Traditional text classification methods (TextCNN, RoBERT) perform significantly worse than LLM-based solutions, indicating that long-text understanding is critical.
Although fine-tuned LLaMA-2 achieves higher Accuracy, its F1 score is lower, suggesting inferior generalization compared to Health-LLM.
The system can cover 61 types of diseases, ranging from common ailments (cold, indigestion) to complex disorders (endocrine disorders).

Highlights & Insights¶

Design paradigm of LLM as a feature extractor rather than a classifier: Stepping away from the paradigm of "using LLMs directly for prediction," this approach converts the language understanding capabilities of LLMs into structured features for traditional ML. This LLM+ML hybrid paradigm provides valuable insights for various application domains.
Ingenious design of QA-based feature scoring: Unstructured health reports are transformed into 152-dimensional numerical features via 152 medical questions, which leverages the semantic understanding of LLMs while preserving the interpretability and stability of ML.

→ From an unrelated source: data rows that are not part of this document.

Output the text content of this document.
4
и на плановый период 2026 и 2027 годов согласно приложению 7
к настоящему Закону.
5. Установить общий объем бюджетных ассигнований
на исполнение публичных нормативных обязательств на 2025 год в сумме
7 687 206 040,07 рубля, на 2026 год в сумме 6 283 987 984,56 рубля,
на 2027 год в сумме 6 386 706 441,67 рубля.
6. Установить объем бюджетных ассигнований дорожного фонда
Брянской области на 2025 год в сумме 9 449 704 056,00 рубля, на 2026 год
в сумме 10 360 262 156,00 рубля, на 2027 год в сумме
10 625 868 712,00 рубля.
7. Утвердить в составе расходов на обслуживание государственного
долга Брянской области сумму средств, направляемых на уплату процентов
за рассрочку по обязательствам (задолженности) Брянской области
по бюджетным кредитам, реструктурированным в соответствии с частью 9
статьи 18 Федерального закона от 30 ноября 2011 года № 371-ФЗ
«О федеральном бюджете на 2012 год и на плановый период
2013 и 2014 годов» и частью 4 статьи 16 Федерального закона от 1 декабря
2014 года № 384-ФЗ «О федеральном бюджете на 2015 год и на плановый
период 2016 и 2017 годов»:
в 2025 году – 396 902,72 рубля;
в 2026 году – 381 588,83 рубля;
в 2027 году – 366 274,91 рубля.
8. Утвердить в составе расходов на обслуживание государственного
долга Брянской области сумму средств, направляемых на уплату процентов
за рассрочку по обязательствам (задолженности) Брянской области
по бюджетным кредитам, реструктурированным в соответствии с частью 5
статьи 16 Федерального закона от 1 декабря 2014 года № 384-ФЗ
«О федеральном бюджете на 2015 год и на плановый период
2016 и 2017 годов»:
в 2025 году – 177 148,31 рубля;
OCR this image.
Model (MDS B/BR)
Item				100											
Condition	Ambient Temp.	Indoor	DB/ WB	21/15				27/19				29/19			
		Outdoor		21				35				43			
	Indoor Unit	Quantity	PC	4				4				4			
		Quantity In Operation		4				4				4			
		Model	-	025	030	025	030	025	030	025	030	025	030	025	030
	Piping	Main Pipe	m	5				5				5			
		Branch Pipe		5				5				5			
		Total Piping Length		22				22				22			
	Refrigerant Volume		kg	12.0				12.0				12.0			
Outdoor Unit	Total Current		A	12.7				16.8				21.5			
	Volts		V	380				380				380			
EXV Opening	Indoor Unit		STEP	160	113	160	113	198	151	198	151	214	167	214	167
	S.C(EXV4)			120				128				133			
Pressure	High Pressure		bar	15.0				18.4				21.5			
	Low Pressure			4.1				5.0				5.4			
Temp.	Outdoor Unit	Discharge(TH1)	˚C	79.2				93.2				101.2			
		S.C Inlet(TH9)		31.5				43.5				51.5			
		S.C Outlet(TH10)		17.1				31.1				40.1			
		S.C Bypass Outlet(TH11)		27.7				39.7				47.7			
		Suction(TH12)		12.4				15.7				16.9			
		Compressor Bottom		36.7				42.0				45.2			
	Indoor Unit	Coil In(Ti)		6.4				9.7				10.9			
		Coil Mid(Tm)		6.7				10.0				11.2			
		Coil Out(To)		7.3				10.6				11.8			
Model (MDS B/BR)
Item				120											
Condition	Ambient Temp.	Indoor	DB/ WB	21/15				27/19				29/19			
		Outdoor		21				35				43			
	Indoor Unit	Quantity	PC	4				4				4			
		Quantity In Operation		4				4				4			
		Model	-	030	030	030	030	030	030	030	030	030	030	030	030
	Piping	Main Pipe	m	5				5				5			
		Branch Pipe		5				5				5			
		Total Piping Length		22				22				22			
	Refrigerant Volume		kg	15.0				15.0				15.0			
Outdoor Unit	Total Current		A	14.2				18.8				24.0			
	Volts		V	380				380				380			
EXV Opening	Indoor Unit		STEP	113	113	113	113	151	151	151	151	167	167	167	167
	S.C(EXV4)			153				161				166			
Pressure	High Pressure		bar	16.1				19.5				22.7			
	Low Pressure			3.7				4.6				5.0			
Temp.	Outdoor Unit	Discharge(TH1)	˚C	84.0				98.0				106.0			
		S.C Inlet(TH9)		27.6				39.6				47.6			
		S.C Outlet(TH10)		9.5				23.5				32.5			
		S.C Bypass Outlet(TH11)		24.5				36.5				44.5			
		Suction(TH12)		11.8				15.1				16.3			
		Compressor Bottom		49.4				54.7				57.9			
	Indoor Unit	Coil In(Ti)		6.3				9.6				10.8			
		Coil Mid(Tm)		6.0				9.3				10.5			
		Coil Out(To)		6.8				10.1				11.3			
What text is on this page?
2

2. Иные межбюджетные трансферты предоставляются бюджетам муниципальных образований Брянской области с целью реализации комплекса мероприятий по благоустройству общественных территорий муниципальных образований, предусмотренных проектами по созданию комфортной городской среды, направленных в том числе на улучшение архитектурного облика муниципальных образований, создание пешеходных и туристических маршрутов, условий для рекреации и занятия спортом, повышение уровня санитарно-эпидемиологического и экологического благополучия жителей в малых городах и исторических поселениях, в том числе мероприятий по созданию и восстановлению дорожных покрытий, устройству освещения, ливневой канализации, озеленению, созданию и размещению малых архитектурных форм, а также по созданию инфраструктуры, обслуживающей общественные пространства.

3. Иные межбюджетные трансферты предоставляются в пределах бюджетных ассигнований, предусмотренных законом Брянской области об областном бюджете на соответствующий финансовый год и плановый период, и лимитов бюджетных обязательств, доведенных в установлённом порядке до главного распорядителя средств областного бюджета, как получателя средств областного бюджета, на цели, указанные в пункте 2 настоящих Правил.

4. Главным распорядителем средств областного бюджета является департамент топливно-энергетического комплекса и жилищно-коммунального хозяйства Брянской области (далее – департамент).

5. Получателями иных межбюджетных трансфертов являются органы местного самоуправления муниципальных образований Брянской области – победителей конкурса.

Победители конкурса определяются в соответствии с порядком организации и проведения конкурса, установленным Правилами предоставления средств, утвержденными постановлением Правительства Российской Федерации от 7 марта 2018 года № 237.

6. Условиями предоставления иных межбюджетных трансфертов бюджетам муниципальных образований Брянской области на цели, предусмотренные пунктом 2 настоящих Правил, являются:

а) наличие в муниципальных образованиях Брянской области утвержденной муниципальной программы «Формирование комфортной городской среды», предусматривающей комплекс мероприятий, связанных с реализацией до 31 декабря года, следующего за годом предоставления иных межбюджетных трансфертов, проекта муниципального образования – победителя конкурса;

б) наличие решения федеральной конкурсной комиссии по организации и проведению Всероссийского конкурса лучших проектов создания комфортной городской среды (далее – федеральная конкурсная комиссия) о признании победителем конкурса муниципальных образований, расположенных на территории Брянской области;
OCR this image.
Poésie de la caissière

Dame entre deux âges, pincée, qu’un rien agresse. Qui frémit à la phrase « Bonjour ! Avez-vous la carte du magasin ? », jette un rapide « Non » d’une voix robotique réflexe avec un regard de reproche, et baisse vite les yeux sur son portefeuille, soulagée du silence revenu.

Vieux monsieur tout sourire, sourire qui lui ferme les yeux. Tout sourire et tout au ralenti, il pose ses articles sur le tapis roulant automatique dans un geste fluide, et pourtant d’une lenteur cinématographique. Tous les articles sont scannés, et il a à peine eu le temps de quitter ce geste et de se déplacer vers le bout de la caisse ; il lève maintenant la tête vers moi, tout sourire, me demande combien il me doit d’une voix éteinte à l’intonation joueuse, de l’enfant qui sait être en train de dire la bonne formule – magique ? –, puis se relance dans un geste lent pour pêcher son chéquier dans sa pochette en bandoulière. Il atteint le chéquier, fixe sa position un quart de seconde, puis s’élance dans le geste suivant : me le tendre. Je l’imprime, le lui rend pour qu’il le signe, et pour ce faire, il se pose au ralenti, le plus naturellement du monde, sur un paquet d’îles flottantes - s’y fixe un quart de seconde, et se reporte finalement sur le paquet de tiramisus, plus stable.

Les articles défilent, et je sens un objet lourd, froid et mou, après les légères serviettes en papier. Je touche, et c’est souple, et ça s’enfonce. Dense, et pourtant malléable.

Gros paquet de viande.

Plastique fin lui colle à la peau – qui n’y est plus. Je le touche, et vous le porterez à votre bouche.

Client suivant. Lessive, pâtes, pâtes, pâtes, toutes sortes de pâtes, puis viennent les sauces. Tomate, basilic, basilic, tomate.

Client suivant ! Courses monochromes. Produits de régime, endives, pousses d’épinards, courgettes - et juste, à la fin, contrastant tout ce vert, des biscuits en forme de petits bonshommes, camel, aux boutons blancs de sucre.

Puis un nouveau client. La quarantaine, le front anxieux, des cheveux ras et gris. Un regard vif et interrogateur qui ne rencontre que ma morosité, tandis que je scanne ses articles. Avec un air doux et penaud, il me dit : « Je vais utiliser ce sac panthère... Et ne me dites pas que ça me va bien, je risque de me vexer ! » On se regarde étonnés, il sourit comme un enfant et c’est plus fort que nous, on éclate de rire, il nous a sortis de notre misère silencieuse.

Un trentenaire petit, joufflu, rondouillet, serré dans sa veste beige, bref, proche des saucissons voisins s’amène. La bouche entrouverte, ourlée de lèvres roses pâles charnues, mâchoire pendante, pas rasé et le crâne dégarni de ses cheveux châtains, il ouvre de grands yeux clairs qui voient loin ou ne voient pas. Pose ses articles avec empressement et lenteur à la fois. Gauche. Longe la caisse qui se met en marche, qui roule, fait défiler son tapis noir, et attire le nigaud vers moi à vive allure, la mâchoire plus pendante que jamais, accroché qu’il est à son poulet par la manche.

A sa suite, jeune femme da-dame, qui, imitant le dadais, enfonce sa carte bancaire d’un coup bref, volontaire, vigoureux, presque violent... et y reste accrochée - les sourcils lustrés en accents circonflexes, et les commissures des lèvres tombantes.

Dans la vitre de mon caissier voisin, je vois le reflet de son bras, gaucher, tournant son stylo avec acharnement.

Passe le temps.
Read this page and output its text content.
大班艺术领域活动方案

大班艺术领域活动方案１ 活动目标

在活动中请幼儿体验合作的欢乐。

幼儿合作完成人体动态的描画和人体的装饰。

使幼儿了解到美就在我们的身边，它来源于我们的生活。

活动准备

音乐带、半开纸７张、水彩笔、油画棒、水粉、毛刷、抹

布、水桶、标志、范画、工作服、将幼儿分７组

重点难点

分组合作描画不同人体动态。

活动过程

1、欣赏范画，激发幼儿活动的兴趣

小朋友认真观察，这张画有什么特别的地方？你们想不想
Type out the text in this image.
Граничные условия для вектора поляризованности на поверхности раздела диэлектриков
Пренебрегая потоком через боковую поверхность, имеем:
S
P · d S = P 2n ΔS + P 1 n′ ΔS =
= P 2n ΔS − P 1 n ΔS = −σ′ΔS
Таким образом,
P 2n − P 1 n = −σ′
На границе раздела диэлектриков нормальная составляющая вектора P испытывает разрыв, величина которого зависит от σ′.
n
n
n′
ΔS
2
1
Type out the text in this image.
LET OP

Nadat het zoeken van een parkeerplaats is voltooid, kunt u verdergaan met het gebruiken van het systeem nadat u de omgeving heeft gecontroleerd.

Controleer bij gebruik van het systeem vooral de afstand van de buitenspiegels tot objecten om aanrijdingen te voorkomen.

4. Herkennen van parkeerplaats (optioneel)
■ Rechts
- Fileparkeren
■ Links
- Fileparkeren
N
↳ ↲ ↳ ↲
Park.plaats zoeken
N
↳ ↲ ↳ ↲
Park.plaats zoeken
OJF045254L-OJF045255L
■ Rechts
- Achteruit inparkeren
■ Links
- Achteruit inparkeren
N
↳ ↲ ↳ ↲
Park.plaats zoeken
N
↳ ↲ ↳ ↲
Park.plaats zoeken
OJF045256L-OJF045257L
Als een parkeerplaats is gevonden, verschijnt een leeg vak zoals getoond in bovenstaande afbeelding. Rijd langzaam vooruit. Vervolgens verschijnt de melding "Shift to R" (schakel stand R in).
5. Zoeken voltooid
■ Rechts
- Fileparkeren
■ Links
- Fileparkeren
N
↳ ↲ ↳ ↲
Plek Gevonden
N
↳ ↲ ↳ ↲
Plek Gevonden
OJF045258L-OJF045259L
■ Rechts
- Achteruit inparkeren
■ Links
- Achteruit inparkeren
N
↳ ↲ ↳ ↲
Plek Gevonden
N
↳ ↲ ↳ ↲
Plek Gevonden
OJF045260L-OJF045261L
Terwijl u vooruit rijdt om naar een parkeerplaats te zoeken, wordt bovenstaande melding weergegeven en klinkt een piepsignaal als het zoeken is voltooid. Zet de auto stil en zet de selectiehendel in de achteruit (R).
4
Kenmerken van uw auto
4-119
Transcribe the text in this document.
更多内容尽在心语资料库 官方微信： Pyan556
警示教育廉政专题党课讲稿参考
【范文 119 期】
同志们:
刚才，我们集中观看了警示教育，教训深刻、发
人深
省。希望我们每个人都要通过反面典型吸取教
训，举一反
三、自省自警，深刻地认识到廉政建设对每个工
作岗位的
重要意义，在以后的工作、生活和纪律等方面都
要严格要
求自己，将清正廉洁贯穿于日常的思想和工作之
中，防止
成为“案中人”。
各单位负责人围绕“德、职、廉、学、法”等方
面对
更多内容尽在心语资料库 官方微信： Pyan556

Limitations & Future Work¶

Evaluated only on a single Chinese dataset (IMCS-21, 10 pediatric diseases), leading to questionable generalizability.
Reliance on OpenAI APIs (GPT-4 Turbo) raises data privacy and cost concerns.
Constructing the 152 questions and the disease-symptom knowledge base still requires the participation of domain experts.
High system latency (multiple LLM calls + RAG retrieval) makes it unsuitable for real-time diagnostic scenarios.
Only two ablation configurations were tested, without analyzing the independent contributions and interaction effects of each module.

vs CPLLM: CPLLM directly uses fine-tuned LLMs for clinical prediction; Health-LLM uses LLMs for feature extraction and ML for prediction, achieving superior performance.
vs AMIE (Google): AMIE acts as an interactive diagnostic agent; Health-LLM focuses on batch prediction from report data.
vs fine-tuned LLaMA-2: Fine-tuning requires large amounts of labeled data and necessitates re-training for each new task, whereas Health-LLM's QA-based featurization provides greater flexibility.

Rating¶

Novelty: ⭐⭐⭐⭐ The combined pipeline of LLM+RAG+XGBoost has practical value, though the individual components are not original.
Experimental Thoroughness: ⭐⭐⭐⭐ The baselines cover a wide range (traditional ML + LLM + fine-tuning), but are limited by a single dataset and insufficient ablation analysis.
Writing Quality: ⭐⭐⭐⭐ The system description is clear, but preprocessing details for IMCS-21 are not sufficiently transparent.
Value: ⭐⭐⭐⭐ Offers significant engineering reference value for the design of medical AI systems.